Palmer Trinity Middle School’s Robert Moore and Natalia Zurcher tell us how they’re merging science, gardening and community outreach.
How did the gardening project begin?
This is actually our second venture into gardening. One of our other middle school science teachers, Dr. Nagel, ran the garden for a few years through a club. When Mr. Moore became chair three years ago he was looking for science ideas to involve kids in “doing science” and the garden seemed like a perfect fit. In 2018, he did a trial run with the garden in his Scientific Inquiry elective class and began combining new garden content into our Life Science curriculum. The following year our department focused on creating opportunities to promote modern environmental concepts that flowed from sixth to seventh grade. One of our seventh grade science teachers, Ms. Metzler, took the lead in researching and developing curriculum around hydroponics. Now students in sixth grade learn through our outdoor garden, and they continue to grow plants and learn concepts like water quality parameters and alternative food growing strategies the following year in seventh grade. Last semester one of our eighth grade teachers, Evan Apanovitch, created a unit on soil chemistry to tie the garden into his science class.
Can all students participate or is it part of a specific class?
Every sixth grade and seventh grade student participates in growing crops and flowers through the garden or hydroponics systems as part of their science class. Over the last two years we have specifically tailored our curriculum to utilize the garden around concepts like plant physiology, ecology, importance of water, climate change, nutrition, food awareness, and many others. Currently, all of our teachers in the middle school science department are actively looking for ways to incorporate the Garden and Hydroponics Program into their curriculum.
What have you grown and what do you hope to grow?
We have done ample research about what grows best in South Florida and what we would most likely use/eat. Over the last two years we have grown: eggplant, peppers, kale, carrots, onions, ginger, turmeric, swiss chard, cabbage, beans, cranberry hibiscus, tomatoes, arugula, radishes, and a wide variety of herbs (basil, rosemary, parsley, cilantro, mint, dill and many more) and flowers (marigolds, nasturtiums, sunflowers, zinnias). The best part is that many students have chosen plants that they have never eaten before and because they have spent time caring for it, they are more willing to try new foods. These last two years have shown us what is manageable for us and what requires significant time. It is our goal to become sustainable and to grow what will be consumed the most by students and by our dining services.
How did the partnership with Commodore Hospitality Group come about?

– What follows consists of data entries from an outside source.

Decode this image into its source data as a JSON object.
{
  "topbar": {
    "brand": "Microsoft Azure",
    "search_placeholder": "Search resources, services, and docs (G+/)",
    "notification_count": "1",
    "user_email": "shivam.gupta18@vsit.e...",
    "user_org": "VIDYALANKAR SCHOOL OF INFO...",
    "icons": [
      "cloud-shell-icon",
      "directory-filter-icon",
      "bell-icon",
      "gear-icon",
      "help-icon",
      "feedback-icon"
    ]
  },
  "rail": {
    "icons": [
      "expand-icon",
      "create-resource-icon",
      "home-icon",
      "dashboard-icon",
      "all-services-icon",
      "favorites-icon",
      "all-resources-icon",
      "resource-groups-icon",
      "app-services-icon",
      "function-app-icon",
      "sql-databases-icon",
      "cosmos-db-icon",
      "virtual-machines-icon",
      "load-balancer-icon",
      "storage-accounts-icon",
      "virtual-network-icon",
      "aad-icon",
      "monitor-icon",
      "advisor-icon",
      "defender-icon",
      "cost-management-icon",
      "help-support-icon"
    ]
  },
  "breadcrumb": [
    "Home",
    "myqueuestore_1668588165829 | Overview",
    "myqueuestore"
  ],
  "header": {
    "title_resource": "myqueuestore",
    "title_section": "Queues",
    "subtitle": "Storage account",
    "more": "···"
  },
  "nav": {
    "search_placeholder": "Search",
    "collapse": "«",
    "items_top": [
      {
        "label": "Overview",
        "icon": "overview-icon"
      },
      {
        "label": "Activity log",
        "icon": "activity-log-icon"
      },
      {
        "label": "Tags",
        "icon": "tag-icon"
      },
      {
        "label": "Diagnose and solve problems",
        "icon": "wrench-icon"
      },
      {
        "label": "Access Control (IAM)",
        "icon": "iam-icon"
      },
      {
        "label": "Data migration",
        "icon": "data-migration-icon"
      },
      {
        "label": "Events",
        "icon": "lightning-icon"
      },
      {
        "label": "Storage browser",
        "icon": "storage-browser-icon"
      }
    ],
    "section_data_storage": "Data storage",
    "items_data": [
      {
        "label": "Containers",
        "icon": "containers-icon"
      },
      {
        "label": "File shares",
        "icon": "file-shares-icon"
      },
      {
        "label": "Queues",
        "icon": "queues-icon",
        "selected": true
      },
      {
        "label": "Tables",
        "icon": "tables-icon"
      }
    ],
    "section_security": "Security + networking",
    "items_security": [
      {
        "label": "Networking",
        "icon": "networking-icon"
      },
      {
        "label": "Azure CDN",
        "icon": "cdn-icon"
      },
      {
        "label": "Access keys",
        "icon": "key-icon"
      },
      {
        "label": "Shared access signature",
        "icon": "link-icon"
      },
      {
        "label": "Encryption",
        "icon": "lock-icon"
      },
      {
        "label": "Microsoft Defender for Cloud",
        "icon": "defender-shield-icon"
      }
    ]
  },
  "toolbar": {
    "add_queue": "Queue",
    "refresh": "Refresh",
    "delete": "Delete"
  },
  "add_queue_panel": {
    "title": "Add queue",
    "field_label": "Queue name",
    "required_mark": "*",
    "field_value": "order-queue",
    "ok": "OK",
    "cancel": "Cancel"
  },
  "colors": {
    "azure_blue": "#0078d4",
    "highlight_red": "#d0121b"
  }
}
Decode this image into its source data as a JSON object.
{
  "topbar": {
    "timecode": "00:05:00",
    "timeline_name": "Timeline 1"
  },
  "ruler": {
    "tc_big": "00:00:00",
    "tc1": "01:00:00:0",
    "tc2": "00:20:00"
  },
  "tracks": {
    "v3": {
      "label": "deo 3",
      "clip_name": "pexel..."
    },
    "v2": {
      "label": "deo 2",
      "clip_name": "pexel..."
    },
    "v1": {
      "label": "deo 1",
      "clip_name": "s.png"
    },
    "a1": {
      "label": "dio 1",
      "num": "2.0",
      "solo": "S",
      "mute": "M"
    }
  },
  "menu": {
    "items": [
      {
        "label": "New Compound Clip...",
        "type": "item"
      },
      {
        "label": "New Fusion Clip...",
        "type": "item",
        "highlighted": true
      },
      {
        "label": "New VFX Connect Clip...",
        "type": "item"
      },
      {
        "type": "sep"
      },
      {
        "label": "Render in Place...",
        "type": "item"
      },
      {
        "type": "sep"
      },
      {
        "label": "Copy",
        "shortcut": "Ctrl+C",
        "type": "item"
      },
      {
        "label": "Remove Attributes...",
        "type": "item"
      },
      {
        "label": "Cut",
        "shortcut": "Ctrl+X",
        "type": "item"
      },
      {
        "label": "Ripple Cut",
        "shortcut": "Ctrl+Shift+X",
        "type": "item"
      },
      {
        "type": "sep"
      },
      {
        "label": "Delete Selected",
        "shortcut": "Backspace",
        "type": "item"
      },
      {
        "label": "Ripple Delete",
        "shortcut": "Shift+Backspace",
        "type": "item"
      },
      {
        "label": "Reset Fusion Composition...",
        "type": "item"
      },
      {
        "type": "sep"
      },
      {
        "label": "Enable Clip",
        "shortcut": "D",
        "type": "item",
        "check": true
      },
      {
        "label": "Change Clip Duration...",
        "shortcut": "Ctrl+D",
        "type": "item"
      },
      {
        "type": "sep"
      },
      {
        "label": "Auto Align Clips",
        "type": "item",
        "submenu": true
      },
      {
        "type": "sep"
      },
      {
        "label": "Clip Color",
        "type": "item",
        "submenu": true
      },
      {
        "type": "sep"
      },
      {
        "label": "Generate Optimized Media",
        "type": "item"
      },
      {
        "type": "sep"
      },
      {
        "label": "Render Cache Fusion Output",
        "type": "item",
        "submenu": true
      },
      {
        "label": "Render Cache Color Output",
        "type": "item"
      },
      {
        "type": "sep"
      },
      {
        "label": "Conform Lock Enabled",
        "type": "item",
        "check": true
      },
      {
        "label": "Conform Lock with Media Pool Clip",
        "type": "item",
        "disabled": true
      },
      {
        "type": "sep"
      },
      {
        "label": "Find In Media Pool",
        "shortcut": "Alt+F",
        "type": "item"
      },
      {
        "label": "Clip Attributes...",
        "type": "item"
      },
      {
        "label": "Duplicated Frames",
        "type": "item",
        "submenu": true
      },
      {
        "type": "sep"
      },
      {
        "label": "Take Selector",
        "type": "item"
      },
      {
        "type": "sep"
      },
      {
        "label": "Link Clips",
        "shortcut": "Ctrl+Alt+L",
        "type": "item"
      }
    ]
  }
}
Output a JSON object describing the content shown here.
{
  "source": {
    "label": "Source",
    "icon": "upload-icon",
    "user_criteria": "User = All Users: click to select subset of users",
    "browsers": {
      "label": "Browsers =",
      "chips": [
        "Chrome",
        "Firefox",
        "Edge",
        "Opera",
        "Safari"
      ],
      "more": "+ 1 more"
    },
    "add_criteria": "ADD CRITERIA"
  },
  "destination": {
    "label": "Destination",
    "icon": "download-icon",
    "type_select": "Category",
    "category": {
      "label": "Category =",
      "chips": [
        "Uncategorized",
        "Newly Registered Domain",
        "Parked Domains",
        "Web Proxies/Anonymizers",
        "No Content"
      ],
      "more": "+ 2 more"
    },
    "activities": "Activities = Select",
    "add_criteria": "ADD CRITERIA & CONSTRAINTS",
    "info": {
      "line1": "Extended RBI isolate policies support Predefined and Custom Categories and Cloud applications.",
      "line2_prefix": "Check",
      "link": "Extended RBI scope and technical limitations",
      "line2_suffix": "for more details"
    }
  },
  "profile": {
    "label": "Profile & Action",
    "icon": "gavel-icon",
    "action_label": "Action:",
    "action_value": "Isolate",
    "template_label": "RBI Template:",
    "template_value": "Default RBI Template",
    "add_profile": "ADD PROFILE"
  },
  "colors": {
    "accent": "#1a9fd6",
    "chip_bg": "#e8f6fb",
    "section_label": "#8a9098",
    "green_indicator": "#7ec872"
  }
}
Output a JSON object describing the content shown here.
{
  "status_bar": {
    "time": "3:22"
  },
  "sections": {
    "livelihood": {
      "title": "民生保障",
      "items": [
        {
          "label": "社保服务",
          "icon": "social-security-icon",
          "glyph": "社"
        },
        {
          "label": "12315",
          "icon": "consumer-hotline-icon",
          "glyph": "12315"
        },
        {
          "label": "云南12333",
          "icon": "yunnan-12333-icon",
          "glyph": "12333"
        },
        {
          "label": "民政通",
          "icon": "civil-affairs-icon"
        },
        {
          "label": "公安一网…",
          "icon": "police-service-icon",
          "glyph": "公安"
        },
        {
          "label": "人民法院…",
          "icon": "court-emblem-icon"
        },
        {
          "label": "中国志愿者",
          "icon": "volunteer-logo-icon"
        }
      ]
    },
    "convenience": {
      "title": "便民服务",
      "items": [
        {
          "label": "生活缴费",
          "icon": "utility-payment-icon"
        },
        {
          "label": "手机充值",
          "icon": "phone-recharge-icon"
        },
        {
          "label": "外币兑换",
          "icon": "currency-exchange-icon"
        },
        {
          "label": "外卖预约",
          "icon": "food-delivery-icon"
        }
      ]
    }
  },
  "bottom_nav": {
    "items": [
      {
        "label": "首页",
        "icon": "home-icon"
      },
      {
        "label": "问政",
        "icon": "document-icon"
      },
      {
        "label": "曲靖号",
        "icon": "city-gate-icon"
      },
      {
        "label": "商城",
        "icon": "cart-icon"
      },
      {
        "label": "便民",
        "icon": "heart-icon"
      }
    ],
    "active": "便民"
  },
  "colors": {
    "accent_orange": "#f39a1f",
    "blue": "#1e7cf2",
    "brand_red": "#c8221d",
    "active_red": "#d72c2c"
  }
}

Last year the bulk of our harvest was given to our dining services SAGE or sold at the PTS garden booth during our annual International Festival. Our main purpose for selling at International Festival was to raise awareness about the students efforts all year in science class. This year we wanted to utilize the garden to raise awareness outside of our school and within our broader local community. In order to find a partner, Mr. Moore worked with our Director of Alumni Relations, Alexandra Cartaya, to take advantage of our vast alumni network and find a restaurant willing to partner with us. Thankfully, alumnus Javier Uribe of the Commodore Hospitality Group jumped on board and has been an amazing partner. To date, we have made three separate deliveries accounting for roughly three pounds of 100% organic herbs. They have been amazing to work with and have certainly helped put Palmer Trinity School and our middle school Garden and Hydroponics Program in the forefront. Look for our vegetables and herbs at Strada in the Grove, Farinelli 1937, and La Rue in Coconut Grove.